October brought with it melancholy and discontent. Fall is my very favorite time of year and I actually seem to have a mental/physical change at the onset of autumn. This year, things didn’t mesh. On Halloween, my favorite holiday, it was in the 80’s. There were no turning leaves. No leaves at all. Just a bunch of dirt and sand and ugly cacti. My beloved Fall was nowhere to be found.
November turned up family in record numbers. Eric’s family decided to hold a family reunion in Mesa, AZ this year during the two days following Thanksgiving. Everyone converged upon Arizona the day before or the day of Thanksgiving. I cooked for twenty-four people. It was quite something. Way too much food consumed. The reunion was nice & it was good to be able to visit with everyone. Even Bob. Renewed relationships with family found, waistlines lost.
November also brought with it the election of our country’s 44th president. I’ve been an Obama girl since way before he announced his candidacy for president. I’ve been a fan since I read his first book in fact. I suffered a lot of brain damage in November. I had immersed myself completely in reading every piece of news from every source, every day for months. By the time election day rolled around and I had been turned away from the polls for wearing an Obama ’08 t-shirt, (I turned it inside out and went in and voted.) I was completely mentally exhausted. The payoff was a new president found, and hope renewed.
Christmas is my least favorite holiday. In fact, I really don’t like it so it can’t even be on a list of favorites. I go through the whole mess of decorating and shopping and baking and blah, blah, blah. The state of the world, of the economy, the environment…it all just didn’t seem very merry. It’s been seeping away for years, but this year…Christmas spirit lost. Probably for good.
December did bring with it some good news. Our friends from Sanger, TX who own a construction company began doing work for Eric in Arizona. We’ve been able to spend some great time with them and it looks like they will be doing business here for a while. We’re so happy to have the opportunity to keep making memories with them. Our loss was only temporary. Friends found.
2008 also saw the loss of fifty percent of our retirement account. One of our credit card companies sent a letter informing us they were no longer in the business of credit. (However, please go ahead and pay your balance, thank you.) We’ve seen friends and neighbors lose their jobs and homes. We’ve watched politicians lose their freaking minds. We’ve watched the loss of life around the world and continue to watch in horror and sorrow at the escalation.
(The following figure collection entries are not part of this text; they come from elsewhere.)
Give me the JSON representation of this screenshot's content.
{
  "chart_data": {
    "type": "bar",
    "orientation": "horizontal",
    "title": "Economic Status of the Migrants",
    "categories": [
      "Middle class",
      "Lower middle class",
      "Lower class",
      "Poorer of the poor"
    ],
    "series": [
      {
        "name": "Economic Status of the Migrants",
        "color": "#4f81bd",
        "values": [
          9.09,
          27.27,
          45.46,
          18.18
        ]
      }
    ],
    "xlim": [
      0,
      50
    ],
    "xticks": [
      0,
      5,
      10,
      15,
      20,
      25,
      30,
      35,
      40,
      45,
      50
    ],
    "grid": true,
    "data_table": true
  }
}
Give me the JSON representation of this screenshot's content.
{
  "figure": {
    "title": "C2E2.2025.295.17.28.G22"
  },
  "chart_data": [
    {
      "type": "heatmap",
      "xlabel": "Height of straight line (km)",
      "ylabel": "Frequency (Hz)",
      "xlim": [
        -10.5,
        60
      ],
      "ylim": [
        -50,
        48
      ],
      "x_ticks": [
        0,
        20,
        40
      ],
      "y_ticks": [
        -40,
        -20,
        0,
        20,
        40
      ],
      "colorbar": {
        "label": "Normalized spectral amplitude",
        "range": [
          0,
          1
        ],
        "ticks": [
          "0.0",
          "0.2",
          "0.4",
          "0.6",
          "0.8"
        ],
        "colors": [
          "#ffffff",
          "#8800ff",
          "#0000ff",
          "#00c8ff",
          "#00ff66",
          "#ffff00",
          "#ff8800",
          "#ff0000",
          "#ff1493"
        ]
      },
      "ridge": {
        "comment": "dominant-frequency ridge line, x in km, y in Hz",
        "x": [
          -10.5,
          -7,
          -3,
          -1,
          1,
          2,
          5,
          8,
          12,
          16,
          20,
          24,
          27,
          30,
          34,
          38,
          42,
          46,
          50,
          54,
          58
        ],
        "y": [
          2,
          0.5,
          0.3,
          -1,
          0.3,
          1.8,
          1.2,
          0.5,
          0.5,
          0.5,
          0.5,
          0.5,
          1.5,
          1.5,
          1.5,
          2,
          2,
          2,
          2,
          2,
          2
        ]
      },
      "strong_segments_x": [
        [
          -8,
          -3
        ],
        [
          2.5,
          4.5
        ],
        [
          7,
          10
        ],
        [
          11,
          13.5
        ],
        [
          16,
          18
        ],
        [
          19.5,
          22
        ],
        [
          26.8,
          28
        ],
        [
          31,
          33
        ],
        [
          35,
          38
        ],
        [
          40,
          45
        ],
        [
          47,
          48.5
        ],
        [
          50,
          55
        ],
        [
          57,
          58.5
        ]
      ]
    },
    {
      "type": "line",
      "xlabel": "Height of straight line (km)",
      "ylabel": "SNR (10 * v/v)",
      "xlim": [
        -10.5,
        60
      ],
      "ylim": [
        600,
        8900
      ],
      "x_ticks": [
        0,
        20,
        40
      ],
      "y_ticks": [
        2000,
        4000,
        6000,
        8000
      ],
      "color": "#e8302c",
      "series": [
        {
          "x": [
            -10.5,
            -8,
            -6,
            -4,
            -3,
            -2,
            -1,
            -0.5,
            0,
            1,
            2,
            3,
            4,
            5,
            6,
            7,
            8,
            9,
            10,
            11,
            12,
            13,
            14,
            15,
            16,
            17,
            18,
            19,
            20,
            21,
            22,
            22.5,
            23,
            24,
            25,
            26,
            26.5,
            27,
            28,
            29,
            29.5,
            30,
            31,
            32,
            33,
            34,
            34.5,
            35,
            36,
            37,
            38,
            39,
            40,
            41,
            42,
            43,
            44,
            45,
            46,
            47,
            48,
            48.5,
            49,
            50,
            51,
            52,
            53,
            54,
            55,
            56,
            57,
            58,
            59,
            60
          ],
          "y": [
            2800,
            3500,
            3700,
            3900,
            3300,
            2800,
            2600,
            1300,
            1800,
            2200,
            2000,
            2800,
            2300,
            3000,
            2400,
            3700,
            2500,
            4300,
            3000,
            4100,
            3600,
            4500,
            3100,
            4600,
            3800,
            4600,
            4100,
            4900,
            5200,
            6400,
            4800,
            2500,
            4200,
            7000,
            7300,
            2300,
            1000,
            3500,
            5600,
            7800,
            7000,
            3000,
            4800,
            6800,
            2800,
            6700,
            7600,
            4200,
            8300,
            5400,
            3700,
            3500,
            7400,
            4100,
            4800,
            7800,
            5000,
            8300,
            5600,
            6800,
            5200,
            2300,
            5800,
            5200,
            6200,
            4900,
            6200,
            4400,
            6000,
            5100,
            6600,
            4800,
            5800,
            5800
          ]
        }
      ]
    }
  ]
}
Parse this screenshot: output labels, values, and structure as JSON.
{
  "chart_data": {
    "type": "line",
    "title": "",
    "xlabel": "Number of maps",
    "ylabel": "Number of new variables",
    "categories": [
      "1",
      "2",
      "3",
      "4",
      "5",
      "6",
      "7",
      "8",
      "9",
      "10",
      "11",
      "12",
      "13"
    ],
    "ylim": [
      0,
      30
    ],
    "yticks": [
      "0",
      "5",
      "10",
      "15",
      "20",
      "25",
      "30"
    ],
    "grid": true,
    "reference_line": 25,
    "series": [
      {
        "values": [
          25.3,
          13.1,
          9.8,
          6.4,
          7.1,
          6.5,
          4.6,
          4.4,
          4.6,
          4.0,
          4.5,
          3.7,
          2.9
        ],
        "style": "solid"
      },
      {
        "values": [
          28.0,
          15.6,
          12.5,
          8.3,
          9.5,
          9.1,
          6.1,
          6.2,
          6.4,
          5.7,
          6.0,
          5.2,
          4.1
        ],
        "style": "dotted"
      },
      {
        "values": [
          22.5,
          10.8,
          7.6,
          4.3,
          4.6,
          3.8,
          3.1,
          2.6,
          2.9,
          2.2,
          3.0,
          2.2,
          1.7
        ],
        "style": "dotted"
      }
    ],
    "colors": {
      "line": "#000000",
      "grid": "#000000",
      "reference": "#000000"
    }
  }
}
Personally, I feel like I have found a sense, at least somewhat, of renewed hope. I have great hope for our new president and for our country. I have also found that I am resilient. Not always without some complaining, but nonetheless, I can and do bounce back. I found that even when life-altering events happen, life really doesn’t change that much. I still have my sweet husband, my children, my health and friends and family who care about me and who I care about even though we’re thousands of miles apart. That’s not too shabby. I’d say I’m a pretty lucky girl.